Step 01 — Resume builder (chat one into existence) Step 03 — Job Detail (parsed JD with match score + skill chips)
Output — classic_ats theme Output — Cover letter

What's actually inside

System What it does
Live job search Cached index of ~14,000 open roles from Greenhouse, Lever, Ashby, and Workday — refreshed every 4 hours. Hybrid relevance ranking fuses Postgres full-text search (with deterministic synonym / abbreviation expansion) and pgvector semantic similarity. Filter by company, work mode, role type, posted-within. Sort by relevance, recency, or alphabetical.
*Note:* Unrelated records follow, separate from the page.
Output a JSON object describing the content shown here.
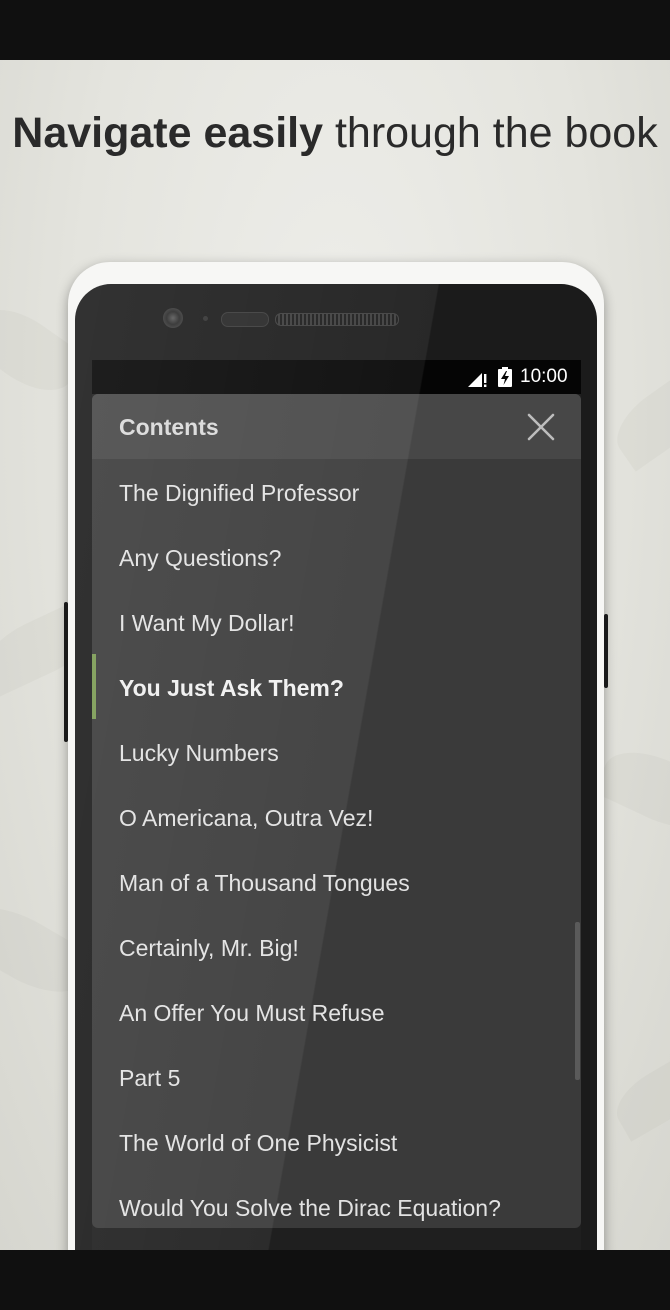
{
  "promo": {
    "headline_bold": "Navigate easily",
    "headline_rest": " through the book"
  },
  "status_bar": {
    "time": "10:00",
    "signal_icon": "signal-no-data-icon",
    "battery_icon": "battery-charging-icon"
  },
  "contents_panel": {
    "title": "Contents",
    "close_icon": "close-icon",
    "items": [
      {
        "label": "The Dignified Professor",
        "current": false
      },
      {
        "label": "Any Questions?",
        "current": false
      },
      {
        "label": "I Want My Dollar!",
        "current": false
      },
      {
        "label": "You Just Ask Them?",
        "current": true
      },
      {
        "label": "Lucky Numbers",
        "current": false
      },
      {
        "label": "O Americana, Outra Vez!",
        "current": false
      },
      {
        "label": "Man of a Thousand Tongues",
        "current": false
      },
      {
        "label": "Certainly, Mr. Big!",
        "current": false
      },
      {
        "label": "An Offer You Must Refuse",
        "current": false
      },
      {
        "label": "Part 5",
        "current": false
      },
      {
        "label": "The World of One Physicist",
        "current": false
      },
      {
        "label": "Would You Solve the Dirac Equation?",
        "current": false
      }
    ]
  },
  "colors": {
    "current_marker": "#7a9a52",
    "panel_background": "#3a3a3a",
    "header_background": "#474747"
  }
}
Resume intake Upload PDF / DOCX / TXT, or chat one into existence with the agentic builder — it asks questions, reads your GitHub README to pull in projects you forgot, web-searches for context when needed, and shows a live themed preview as you build. Parsed into a normalized profile with skills, experience timeline, projects, publications, and certifications.
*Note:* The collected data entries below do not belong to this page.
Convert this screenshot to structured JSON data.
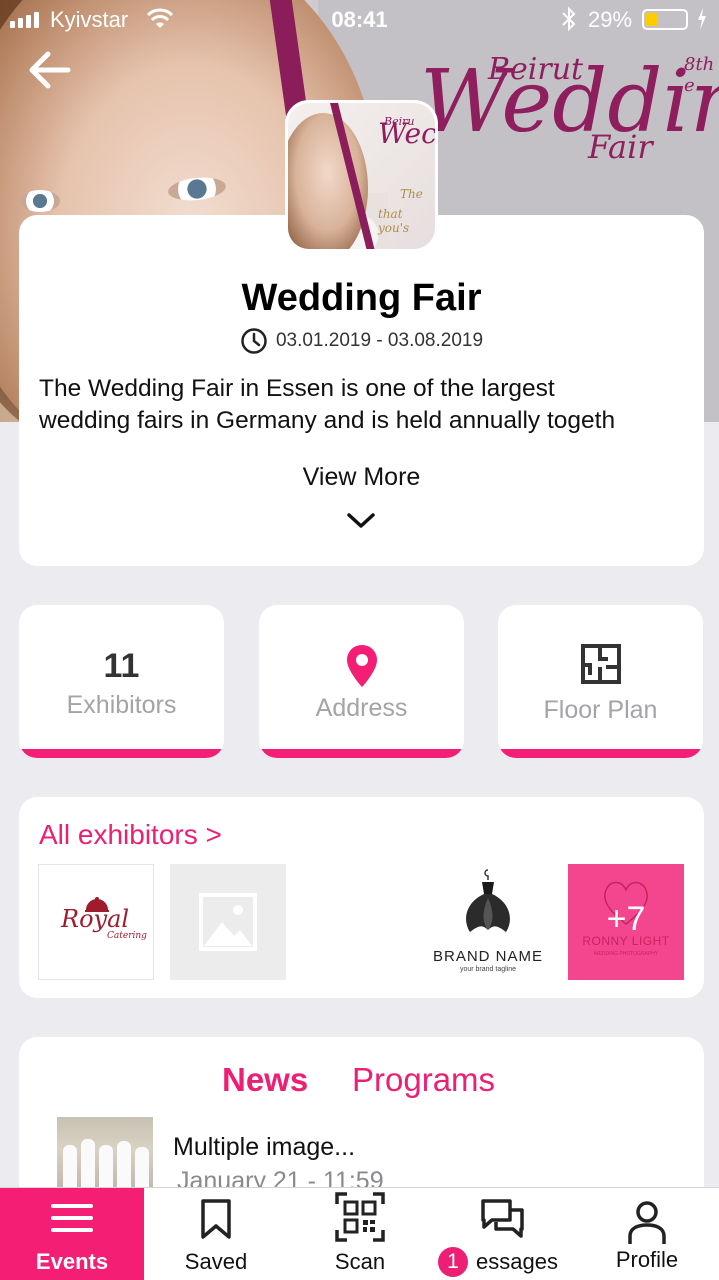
{
  "status_bar": {
    "carrier": "Kyivstar",
    "time": "08:41",
    "battery": "29%",
    "signal_bars": 4,
    "icons": [
      "signal-icon",
      "wifi-icon",
      "bluetooth-icon",
      "battery-icon",
      "charging-icon"
    ]
  },
  "hero": {
    "brand_line1": "Beirut",
    "brand_line2": "Wedding",
    "brand_line3": "Fair",
    "brand_edition": "8th e",
    "thumb_text1": "Wec",
    "thumb_text1_small": "Beiru",
    "thumb_text2": "The",
    "thumb_text3": "that you's"
  },
  "event": {
    "title": "Wedding Fair",
    "dates": "03.01.2019 - 03.08.2019",
    "description_line1": "The Wedding Fair in Essen is one of the largest",
    "description_line2": "wedding fairs in Germany and is held annually togeth",
    "view_more": "View More"
  },
  "stats": {
    "exhibitors_count": "11",
    "exhibitors_label": "Exhibitors",
    "address_label": "Address",
    "floor_plan_label": "Floor Plan"
  },
  "exhibitors": {
    "link": "All exhibitors >",
    "logo1_text": "Royal",
    "logo1_sub": "Catering",
    "logo3_text": "BRAND NAME",
    "logo3_tagline": "your brand tagline",
    "logo4_text": "RONNY LIGHT",
    "logo4_sub": "WEDDING PHOTOGRAPHY",
    "more_count": "+7"
  },
  "news": {
    "tab_news": "News",
    "tab_programs": "Programs",
    "item_title": "Multiple image...",
    "item_date": "January 21 - 11:59"
  },
  "tabbar": {
    "events": "Events",
    "saved": "Saved",
    "scan": "Scan",
    "messages": "essages",
    "messages_badge": "1",
    "profile": "Profile"
  },
  "colors": {
    "accent": "#f41e75",
    "accent_text": "#ec1f74",
    "background": "#ebebf0",
    "brand_purple": "#8a1d5a"
  }
}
JD review LLM-first JD parser with regex fallback. Surfaces hard skills, soft skills, and must-haves; shows match score against the loaded resume.
Supervised pipeline Matchmaker → Forge (tailoring) → Gatekeeper (review) → Resume Generation → Cover Letter. Three-layer LLM retry stack with per-agent fallback isolation, deterministic floor on every stage.
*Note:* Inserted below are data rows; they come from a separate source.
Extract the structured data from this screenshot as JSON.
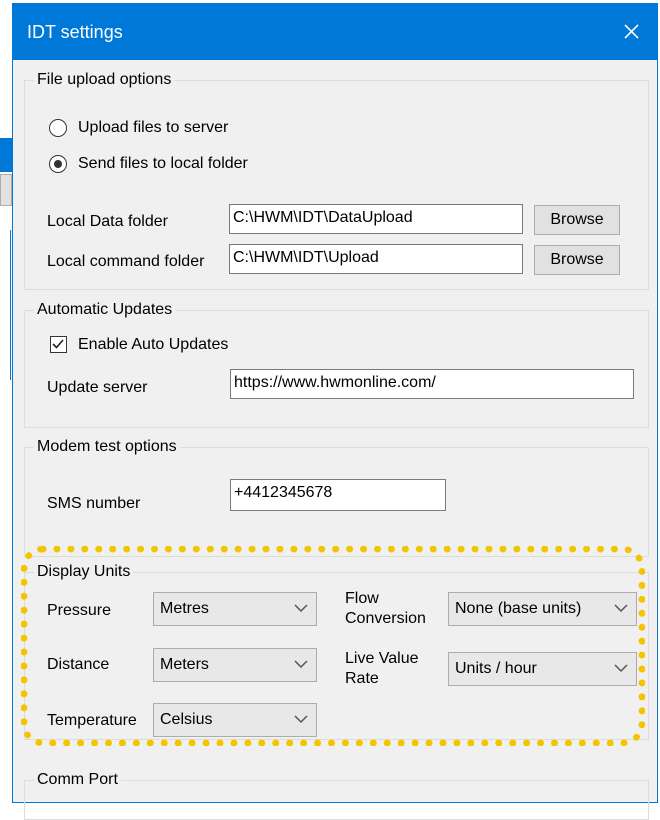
{
  "window": {
    "title": "IDT settings",
    "close_icon": "close-icon"
  },
  "file_upload": {
    "legend": "File upload options",
    "radio_upload_server": "Upload files to server",
    "radio_local_folder": "Send files to local folder",
    "selected": "local_folder",
    "local_data_label": "Local Data folder",
    "local_data_value": "C:\\HWM\\IDT\\DataUpload",
    "local_command_label": "Local command folder",
    "local_command_value": "C:\\HWM\\IDT\\Upload",
    "browse_label": "Browse"
  },
  "auto_updates": {
    "legend": "Automatic Updates",
    "enable_label": "Enable Auto Updates",
    "enabled": true,
    "server_label": "Update server",
    "server_value": "https://www.hwmonline.com/"
  },
  "modem": {
    "legend": "Modem test options",
    "sms_label": "SMS number",
    "sms_value": "+4412345678"
  },
  "display_units": {
    "legend": "Display Units",
    "pressure_label": "Pressure",
    "pressure_value": "Metres",
    "distance_label": "Distance",
    "distance_value": "Meters",
    "temperature_label": "Temperature",
    "temperature_value": "Celsius",
    "flow_label_1": "Flow",
    "flow_label_2": "Conversion",
    "flow_value": "None (base units)",
    "live_label_1": "Live Value",
    "live_label_2": "Rate",
    "live_value": "Units / hour",
    "highlight_color": "#f5c400"
  },
  "comm_port": {
    "legend": "Comm Port"
  },
  "colors": {
    "accent": "#0078d7",
    "dialog_bg": "#f0f0f0"
  }
}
Artifact export 12 résumé themes — 6 single-column (ATS-safe) + 6 bespoke two-column layouts, all from one typed ThemeSpec registry — in DOCX or PDF, with a matching cover letter. The same source data feeds either pathway.
Grounded assistant Floating workspace chat with full context of the loaded resume, JD, analysis state, and saved jobs. Streams answers as they generate.
Command palette ⌘K / Ctrl+K from anywhere — jump between steps, load a saved job, re-ask a recent assistant question, or run the analysis.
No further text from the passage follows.